Europe has had a generally mild winter so far this year, but temperatures plummeted last weekend, highlighting the plight of thousands of refugees continuing to travel north. As the EU agonises over border controls, the Observer’s Tracy McVeigh finds bleak conditions and little hope in the freezing refugee camps of Serbia.

We visit Flint, Michigan, where a water pollution crisis is ruining the lives of thousands of families. From China, the imprisonment of a young legal assistant illustrates a new severity in the government’s crackdown on human rights. And there’s lighter news from Japan, which has been celebrating its first international sumo wrestling champion for several years.

Then the Observer’s Ed Vulliamy visits Peru, where the liberal values of a largely indigenous community seem to be set against a nation drifting towards the right.

It was a busy week in UK news, where a judge-led inquiry concluded that Vladimir Putin “probably” ordered the 2006 killing of the former Russian spy Alexander Litvinenko in London. There’s also a report from Aberdeen, once the oil boom town of Britain, where food bank use is rocketing.

The Italian prime minister Matteo Renzi writes on our Comment pages about the simplification of Italy’s political processes, and how he hopes the EU can follow suit. In Finance, Larry Elliott considers the economic implications of a fourth industrial revolution for the world.

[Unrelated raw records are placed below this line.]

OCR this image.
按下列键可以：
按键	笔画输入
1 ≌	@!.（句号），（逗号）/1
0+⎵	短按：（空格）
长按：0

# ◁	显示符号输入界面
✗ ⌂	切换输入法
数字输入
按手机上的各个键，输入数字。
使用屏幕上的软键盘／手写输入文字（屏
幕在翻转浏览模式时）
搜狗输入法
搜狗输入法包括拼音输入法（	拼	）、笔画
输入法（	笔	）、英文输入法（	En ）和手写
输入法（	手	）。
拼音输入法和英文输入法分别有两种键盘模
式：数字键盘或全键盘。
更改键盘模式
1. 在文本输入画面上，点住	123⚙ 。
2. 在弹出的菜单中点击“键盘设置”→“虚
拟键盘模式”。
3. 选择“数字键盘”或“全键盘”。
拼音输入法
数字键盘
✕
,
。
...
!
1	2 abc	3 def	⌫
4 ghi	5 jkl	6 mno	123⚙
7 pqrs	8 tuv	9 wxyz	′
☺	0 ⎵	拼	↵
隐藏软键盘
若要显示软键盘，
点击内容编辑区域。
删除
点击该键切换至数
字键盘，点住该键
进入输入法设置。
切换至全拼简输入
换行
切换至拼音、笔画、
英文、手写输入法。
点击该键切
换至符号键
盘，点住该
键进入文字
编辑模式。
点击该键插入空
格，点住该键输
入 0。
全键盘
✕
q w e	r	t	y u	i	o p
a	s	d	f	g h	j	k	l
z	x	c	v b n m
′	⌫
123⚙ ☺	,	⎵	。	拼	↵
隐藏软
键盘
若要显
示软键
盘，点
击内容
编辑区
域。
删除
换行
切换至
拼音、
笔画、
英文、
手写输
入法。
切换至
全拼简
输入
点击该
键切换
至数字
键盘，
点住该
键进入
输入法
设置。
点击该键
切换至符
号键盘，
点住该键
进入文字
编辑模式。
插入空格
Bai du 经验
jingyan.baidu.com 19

In our long read Review section, Oliver Burkeman settles back on the couch and charts a revival for Freudian psychoanalysis. We catch up with the new lives of Ukrainian refugees, insect farmers in Ghana, and as an antidote to all that grit there’s a Le Monde homage to the colour pink, which is apparently back in fashion.

Discovery looks at truth and fiction around healthy eating practices, while Books considers how our first culinary tastes are formed. Culture meets the young French fashion designer Olivier Rousteing, and we hear of a digital reboot for the long-running children’s TV show Sesame Street.

Notes & Queries wrestles with the definition of “iconic” and the dearth of female gnomes. And Good to Meet You hears from a reader who says the Guardian Weekly not only changed his life, but the course of palliative medical care around the world. Not bad for a single edition of the paper!

Thanks for reading and I hope you enjoy the edition.